The aircraft is made from spruce, birch plywood and balsa, covered in doped aircraft fabric and features conventional full three axis controls. Its two-piece, single-spar 10.4 m span wing is a cantilever design and employs a Wortmann FX 63-137 airfoil. Glide path control is via spoilers on the wing top surface. The aircraft is normally flown without a windshield, but a Plexiglas canopy is optional. The aircraft's best glide ratio is 16:1 at 55 km/h. With both the canopy and pilot doors fitted the best glide ratio is 18:1. The landing gear is a fixed skid and the aircraft is equipped with a ballistic parachute full aircraft rescue system. The aircraft is normally transported by trailer and can be assembled in 10 minutes.

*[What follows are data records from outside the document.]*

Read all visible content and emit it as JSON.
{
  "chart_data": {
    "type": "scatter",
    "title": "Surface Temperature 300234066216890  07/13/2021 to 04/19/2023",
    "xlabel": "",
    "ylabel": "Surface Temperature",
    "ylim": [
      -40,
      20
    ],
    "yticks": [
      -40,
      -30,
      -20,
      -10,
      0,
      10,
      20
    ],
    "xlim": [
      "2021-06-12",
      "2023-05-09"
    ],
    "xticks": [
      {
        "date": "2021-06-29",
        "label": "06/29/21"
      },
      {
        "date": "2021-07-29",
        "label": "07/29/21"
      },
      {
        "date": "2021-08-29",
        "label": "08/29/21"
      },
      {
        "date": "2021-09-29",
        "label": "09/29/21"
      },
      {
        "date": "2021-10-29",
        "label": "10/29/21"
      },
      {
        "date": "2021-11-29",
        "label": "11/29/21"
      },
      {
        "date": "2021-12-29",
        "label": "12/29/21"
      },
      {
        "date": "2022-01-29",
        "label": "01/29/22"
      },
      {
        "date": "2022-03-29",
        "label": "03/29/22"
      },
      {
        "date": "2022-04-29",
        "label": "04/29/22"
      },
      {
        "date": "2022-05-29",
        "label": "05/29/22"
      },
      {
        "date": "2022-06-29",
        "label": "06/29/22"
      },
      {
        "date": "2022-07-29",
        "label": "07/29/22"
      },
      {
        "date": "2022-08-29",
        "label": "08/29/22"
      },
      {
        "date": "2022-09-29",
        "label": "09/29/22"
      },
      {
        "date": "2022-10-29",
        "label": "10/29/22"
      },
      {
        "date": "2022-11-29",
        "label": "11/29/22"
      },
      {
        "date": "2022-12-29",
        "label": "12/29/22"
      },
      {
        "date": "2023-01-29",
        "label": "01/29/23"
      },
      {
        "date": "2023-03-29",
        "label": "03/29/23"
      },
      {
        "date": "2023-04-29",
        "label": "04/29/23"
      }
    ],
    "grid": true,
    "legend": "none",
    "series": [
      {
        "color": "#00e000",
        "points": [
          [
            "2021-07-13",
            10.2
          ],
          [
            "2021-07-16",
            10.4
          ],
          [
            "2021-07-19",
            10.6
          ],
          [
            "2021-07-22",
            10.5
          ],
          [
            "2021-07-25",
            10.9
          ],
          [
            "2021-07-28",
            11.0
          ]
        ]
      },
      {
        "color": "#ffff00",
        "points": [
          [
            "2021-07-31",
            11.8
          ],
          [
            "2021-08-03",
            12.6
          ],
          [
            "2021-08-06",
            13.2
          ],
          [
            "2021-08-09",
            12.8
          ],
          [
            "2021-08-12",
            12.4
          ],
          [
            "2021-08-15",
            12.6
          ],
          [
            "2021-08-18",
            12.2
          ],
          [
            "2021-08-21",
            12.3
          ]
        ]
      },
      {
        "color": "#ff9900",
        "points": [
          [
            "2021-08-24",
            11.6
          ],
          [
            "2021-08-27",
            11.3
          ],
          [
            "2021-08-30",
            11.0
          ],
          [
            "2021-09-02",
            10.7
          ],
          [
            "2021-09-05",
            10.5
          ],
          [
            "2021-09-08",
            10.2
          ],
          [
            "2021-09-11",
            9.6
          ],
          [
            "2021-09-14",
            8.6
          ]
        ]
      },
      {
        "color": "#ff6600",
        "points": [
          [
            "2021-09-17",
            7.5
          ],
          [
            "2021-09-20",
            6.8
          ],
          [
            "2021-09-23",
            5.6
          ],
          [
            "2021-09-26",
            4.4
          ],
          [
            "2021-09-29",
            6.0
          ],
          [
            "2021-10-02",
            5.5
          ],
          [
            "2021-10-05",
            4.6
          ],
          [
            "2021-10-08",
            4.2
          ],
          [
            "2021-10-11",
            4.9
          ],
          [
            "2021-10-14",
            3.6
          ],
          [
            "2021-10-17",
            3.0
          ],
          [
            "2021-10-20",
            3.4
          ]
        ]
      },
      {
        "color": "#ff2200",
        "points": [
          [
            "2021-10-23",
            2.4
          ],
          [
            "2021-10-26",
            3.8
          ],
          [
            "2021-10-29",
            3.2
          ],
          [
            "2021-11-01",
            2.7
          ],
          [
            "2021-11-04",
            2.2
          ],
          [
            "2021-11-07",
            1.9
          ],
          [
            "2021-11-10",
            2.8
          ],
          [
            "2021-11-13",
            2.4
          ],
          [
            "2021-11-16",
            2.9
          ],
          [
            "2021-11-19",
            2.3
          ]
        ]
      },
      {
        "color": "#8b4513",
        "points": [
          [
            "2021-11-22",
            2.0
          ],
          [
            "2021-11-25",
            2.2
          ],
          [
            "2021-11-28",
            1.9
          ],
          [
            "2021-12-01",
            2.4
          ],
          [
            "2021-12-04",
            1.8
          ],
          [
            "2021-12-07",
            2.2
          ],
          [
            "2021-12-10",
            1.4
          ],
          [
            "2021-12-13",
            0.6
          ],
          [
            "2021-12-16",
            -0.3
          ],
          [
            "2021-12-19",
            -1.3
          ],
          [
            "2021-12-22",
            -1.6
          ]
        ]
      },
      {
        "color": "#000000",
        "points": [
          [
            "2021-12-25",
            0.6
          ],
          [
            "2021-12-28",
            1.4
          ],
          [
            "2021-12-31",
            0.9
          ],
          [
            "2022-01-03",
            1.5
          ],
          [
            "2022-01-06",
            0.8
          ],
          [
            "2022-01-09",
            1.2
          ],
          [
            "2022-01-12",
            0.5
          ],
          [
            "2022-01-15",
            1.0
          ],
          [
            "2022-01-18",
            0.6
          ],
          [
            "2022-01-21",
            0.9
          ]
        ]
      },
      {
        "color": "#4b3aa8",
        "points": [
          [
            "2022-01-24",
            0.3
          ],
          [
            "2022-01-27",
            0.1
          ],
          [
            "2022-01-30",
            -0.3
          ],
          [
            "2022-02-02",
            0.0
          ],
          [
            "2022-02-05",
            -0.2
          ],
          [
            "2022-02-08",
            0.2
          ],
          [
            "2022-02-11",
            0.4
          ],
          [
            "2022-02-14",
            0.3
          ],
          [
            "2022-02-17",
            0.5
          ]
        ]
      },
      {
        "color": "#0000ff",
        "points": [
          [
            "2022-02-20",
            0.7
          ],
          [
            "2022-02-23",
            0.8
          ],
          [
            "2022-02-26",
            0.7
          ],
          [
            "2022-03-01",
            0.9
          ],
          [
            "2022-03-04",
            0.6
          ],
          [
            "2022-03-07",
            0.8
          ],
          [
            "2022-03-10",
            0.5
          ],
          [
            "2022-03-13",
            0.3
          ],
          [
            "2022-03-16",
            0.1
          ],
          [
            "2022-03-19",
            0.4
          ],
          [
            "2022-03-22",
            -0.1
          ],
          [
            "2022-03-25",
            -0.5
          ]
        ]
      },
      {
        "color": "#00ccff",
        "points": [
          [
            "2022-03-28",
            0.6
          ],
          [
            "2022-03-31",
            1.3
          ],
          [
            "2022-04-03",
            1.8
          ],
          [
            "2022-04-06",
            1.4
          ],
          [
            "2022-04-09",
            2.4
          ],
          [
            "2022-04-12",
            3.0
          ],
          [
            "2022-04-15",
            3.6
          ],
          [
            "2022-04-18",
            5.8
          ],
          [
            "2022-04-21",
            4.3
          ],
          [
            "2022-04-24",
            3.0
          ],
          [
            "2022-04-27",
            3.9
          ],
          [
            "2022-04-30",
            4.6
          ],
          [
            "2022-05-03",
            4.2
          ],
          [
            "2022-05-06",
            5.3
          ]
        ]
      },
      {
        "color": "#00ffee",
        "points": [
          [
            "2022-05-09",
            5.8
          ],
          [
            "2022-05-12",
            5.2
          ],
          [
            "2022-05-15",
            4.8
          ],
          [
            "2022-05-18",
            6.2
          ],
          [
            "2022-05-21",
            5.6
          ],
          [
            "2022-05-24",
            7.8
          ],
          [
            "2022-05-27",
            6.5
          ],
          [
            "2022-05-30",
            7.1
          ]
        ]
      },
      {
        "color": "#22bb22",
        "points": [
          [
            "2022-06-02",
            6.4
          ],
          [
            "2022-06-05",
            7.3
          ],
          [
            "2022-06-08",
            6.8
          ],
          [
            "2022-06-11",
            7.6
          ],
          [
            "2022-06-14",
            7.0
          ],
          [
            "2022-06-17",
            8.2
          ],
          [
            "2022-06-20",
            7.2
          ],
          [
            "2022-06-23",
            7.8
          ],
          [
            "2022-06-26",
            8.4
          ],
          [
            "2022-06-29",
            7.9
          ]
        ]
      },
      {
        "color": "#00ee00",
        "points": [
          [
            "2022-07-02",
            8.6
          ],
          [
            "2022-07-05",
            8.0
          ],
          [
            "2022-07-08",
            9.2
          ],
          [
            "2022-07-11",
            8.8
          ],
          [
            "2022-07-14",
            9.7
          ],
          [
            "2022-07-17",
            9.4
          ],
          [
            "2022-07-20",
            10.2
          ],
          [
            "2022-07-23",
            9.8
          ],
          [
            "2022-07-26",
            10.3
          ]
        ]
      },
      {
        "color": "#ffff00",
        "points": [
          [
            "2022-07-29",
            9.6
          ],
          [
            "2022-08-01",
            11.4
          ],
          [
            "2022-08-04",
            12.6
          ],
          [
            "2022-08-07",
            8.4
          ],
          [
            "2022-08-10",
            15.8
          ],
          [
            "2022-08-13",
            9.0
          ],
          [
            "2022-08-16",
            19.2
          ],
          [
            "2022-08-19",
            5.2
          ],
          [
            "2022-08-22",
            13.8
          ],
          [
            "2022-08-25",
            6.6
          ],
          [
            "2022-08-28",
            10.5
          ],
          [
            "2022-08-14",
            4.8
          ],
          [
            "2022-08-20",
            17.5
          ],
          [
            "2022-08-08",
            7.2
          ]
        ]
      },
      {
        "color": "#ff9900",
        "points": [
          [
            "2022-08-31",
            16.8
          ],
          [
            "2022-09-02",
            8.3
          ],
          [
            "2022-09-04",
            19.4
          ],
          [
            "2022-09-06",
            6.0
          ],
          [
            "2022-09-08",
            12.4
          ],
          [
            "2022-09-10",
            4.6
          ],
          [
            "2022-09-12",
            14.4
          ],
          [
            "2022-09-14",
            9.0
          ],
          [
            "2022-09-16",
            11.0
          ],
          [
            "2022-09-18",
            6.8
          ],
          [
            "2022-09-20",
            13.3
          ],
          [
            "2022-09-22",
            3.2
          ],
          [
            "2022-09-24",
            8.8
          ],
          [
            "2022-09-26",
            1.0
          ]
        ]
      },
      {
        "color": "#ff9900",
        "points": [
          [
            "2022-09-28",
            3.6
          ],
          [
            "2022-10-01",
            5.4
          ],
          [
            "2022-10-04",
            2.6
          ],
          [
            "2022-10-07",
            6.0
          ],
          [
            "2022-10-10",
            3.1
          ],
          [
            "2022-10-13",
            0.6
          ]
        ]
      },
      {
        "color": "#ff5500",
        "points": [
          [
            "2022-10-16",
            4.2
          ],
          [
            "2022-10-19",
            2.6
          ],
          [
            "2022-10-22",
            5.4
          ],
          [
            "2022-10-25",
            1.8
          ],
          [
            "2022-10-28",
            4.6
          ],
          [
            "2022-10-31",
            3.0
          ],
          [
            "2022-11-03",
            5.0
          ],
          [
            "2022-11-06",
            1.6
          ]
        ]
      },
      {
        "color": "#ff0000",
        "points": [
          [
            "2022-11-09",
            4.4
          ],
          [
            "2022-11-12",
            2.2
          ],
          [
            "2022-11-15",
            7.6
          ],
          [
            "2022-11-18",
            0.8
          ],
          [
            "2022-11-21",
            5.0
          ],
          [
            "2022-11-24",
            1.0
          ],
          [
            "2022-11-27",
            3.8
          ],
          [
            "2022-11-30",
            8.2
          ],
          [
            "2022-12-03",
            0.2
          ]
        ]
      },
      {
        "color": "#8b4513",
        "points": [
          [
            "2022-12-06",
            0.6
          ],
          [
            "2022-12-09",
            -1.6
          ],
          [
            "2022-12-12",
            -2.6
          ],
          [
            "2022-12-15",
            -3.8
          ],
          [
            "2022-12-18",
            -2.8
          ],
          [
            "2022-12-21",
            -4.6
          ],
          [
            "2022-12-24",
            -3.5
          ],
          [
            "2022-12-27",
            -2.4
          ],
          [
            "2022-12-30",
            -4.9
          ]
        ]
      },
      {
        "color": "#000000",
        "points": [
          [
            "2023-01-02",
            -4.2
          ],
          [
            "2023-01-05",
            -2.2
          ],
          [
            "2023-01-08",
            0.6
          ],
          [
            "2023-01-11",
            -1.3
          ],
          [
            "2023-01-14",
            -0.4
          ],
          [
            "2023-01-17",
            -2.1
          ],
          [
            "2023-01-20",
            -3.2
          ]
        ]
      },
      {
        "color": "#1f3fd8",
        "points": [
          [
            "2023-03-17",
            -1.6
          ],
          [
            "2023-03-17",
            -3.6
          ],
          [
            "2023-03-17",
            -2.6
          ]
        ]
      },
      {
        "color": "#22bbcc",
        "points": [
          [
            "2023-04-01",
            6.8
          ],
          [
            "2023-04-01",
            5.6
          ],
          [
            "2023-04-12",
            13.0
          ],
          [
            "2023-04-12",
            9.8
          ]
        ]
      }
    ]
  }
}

The ULF 1 was approved in West Germany in July 1980 and Australia in 1983.

The ULF 1 can be foot-launched from slopes of at least 15°. The pilot foot launches the aircraft suspending it on the shoulder harness and, once airborne sits on a retractable slat seat and closes two partial lower doors. It can also be launched by bungee launch, winch-launch, auto-tow and aerotow.

The cost of building the aircraft from plans is estimated by the designer as €2500. In 2011 the plans cost €150 and were available in German and English. The plans consist of 31 blueprint pages and a 37-page construction manual. The manufacturer claims a build time of about 1000 hours.

==Operational history==
The prototype has flown more than 200 flights totalling over 150 hours, most of which were foot-launched. The longest flight flown by a ULF 1 is six hours and 140 km.

More than 40 examples have been completed and flown.